Top Train

Top Train October 29, 2012

A review of Unstoppable, Directed by Tony Scott

By Paul D. Miller

Tony Scott is famous for having made Top Gun (1986), one of the definitive action movies of the 1980s and coolest expressions of American nationalism on film, and for being the brother of Ridley Scott.  Sadly, Tony was in the headlines this summer because he committed suicide.  His final film, it turned out, was Unstoppable (2010).

Unstoppable Poster

Tony Scott’s filmography does not boast the same monuments of modern cinema as his brother’s (which features Blade Runner, Alien, Gladiator, and Prometheus, among others).  Days of Thunder (1990) was justly mocked as “Top Gun on wheels,” a transparent attempt to exploit the success of his blockbuster by transporting it to the racetrack.  I only know Enemy of the State (1998) because I once sat through an informational video by the National Security Agency (the real one) which replayed a portion of that movie and then drily reported “The NSA does not undertake military operations against American citizens.”  His best movie after Top Gun was Crimson Tide (1995), which managed to be more than Top Gun on a submarine.  His movies do not score well on RottenTomatoes.com, they do not get nominated for prestigious awards, and they do not appear on lists of the greatest movies ever made.  (Okay, okay.  Top Gun won an Oscar.  For Best Original Song.)

So I had low expectations for Unstoppable.  I was bracing for Top Gun on rails.  Yes, the movies is about…trains.  Big, fast, loud trains.  I wondered how you could stage a dogfight on trains.  I mean, they only go in one direction.  Was it going to be one long game of train chicken?  Lots of head-on train collisions?  And how was he going to get an evil train—probably fromIran orNorth Korea—onto American rails for the ultimate showdown?  Do they even roll on the same track gauge?  Don’t get me wrong, I like watching a train wreck as much as the next guy.  But a movie that was literally a train wreck would be, well… you get the idea.

Happily, Unstoppable is not Top Gun on rails.  It is Apollo 13 on rails.  It is the story (very loosely based on a true story, apparently), of a team of people working to stop a runaway train that is barreling towards a sharp turn in a heavily populated area—carrying toxic cargo, naturally.  If the train hits the turn, it will derail, explode, and kill lots of people.  Like Ron Howard’s Apollo 13, it is primarily a story of a bunch of people overcoming conflict to solve a complicated technical problem with ingenuity and teamwork.  There is no villain (except an obligatory corporate boss who is Capitalist Greed personified).  There are no train dog fights.  There is no beach volleyball.  And there is no nationalistic chest-thumping (I was actually hoping for a little of the latter).

Such a story depends for everything on its characters, the acting, and the script.  Ron Howard had Tom Hanks and Ed Harris and Gary Sinise acting off an Oscar-nominated Screenplay for Apollo 13.  Unstoppable can’t quite measure up, but it has the not insignificant talents of Denzel Washington and Chris Pine with a believable script by someone who clearly did research on how modern rail yards really work.  Denzel is excellent as a crusty old rail veteran near retirement trying to stay involved in his daughters’ lives.  Pine proved he can strut like an alpha male by taking the mantle of Captain James T. Kirk (the Maverick of Star Fleet) in the 2009 Star Trek reboot.  Here, his character is more surly, more down-to-earth, more everyday, and more relatable.  He is trying to win back his wife’s trust and find a job he can do well and take pride in.

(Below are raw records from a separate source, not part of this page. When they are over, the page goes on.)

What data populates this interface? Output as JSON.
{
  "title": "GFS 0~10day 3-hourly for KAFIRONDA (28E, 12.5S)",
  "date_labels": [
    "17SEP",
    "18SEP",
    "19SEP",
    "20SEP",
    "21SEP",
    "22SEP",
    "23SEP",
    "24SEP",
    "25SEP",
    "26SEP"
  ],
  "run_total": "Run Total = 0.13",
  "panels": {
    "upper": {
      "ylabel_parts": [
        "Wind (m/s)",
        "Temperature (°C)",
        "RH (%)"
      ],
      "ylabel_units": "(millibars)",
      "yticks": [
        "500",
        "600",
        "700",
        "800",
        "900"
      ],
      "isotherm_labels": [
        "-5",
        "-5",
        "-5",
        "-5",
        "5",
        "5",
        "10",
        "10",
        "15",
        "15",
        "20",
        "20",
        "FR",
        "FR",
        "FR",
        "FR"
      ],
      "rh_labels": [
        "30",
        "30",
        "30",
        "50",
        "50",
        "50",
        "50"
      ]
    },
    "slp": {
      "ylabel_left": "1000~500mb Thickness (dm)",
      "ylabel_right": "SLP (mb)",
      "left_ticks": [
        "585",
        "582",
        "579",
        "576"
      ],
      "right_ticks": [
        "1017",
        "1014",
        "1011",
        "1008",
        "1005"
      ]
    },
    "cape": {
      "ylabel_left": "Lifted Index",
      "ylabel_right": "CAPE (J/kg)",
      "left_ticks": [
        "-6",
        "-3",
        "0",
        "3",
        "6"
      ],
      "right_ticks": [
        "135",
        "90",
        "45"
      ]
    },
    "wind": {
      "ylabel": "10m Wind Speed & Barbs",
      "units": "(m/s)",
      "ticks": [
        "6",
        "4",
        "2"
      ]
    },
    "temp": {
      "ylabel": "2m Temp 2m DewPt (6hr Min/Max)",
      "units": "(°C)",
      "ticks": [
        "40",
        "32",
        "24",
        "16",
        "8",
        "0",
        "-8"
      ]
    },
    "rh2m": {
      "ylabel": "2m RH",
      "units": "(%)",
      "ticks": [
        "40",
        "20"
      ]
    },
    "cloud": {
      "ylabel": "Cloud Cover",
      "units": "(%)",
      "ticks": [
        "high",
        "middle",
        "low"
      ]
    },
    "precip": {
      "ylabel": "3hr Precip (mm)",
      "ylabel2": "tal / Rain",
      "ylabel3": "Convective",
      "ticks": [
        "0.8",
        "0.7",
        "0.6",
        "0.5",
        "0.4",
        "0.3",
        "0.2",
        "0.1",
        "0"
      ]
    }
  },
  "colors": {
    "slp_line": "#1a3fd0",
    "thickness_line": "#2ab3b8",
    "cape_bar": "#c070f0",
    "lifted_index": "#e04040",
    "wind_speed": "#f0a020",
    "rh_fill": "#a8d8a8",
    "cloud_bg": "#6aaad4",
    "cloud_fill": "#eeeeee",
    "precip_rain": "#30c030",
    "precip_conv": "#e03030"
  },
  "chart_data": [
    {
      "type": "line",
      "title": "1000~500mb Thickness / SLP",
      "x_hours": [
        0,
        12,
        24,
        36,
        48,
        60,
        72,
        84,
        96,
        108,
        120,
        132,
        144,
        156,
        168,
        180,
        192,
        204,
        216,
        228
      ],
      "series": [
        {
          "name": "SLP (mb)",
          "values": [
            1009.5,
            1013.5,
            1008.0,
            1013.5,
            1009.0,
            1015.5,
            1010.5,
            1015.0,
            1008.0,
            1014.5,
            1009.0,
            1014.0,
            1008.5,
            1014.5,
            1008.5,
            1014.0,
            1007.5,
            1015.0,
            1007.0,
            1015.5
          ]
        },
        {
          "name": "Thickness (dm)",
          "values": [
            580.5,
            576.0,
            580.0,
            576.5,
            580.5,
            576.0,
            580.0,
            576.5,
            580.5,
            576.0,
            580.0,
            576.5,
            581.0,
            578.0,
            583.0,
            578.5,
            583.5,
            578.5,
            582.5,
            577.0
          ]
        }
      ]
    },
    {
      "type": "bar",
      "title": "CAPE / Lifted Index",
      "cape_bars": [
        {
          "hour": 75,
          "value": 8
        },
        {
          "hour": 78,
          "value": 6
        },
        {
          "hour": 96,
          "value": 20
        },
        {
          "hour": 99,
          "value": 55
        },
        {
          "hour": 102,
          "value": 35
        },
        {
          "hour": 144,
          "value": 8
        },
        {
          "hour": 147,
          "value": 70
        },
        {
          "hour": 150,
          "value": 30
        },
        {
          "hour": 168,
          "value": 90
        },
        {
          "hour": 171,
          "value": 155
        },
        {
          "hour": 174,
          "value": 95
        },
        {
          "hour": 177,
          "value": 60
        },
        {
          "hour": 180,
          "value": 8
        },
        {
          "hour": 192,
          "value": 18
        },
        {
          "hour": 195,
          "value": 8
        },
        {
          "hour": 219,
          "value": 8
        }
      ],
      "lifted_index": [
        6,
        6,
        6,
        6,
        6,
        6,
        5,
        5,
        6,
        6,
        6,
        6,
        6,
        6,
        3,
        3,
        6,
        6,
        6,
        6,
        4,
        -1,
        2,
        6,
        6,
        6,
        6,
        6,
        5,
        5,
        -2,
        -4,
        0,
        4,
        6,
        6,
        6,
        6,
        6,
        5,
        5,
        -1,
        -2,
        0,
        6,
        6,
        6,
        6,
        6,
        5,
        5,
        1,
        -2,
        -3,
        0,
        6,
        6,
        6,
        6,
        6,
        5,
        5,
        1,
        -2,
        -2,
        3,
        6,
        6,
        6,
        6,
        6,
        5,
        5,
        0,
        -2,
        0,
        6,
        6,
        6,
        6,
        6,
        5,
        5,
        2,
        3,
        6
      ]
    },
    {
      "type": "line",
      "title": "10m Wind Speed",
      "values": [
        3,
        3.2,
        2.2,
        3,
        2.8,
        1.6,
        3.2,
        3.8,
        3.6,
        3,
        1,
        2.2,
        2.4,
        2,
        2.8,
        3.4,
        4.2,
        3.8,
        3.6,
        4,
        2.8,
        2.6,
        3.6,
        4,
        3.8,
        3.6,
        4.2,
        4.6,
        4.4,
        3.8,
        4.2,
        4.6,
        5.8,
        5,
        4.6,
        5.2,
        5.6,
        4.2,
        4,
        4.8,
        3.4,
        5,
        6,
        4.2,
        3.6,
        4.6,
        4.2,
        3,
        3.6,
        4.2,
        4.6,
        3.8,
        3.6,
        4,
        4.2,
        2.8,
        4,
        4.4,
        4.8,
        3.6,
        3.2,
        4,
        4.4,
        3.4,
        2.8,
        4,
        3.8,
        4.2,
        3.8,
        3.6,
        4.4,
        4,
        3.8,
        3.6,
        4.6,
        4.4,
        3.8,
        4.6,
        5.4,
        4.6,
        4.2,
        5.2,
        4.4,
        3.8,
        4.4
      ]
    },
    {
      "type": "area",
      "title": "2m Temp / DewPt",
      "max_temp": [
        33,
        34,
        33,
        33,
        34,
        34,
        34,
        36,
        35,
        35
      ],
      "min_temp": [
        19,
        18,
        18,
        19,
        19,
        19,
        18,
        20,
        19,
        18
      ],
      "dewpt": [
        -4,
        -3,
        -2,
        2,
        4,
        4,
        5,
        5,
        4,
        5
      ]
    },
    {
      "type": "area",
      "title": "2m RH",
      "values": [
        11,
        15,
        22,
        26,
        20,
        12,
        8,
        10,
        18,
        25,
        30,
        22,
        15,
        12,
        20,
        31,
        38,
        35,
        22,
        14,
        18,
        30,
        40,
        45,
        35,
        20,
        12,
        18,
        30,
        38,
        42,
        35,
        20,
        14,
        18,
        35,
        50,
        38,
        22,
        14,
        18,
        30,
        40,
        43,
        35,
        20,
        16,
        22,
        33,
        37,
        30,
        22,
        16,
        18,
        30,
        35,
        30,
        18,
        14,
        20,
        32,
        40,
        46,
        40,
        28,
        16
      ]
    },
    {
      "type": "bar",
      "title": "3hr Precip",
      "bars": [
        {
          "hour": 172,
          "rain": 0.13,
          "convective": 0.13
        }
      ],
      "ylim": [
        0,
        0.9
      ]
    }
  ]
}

There isn’t much profound material with which to give a theological reading of a movie like Unstoppable.  Sometimes stuff happens, bad stuff that isn’t the fault of someone’s malice (the runaway train happens because of one engineer’s laziness coupled with a technical problem).  When bad stuff happens, you have to work hard to fix it or get over it.  Teamwork is good.  Overcoming conflict is good.  Working with others to solve problems is usually necessary. Lone heroes are rare.

I also appreciated that Denzel’s character takes pride in his work.  He does things by the book because that’s the way to get the job done and stay safe.  He can tell by sight how many cars are attached to an engine.  He knows trains so well he knows the company’s efforts to derail the runaway won’t work.  And then he goes after the runaway himself because he knows it’s the right thing to do and no other plan will work.  “Whatever your hand finds to do, do it with your might,” said Solomon (Ecclesiastes 9:10).

Unstoppable is a fun film.  Through no fault of its own, it is loud and bombastic and full of quick cuts, probably to mask the fact that it is 98 minutes of train footage (Scott manages to get in one good train wreck, a helicopter, and, ludicrously, a firing squad).  But, against all expectation, the movie is reasonably intelligent, watchable, and (whisper it) wholesome.  Not bad for a finale.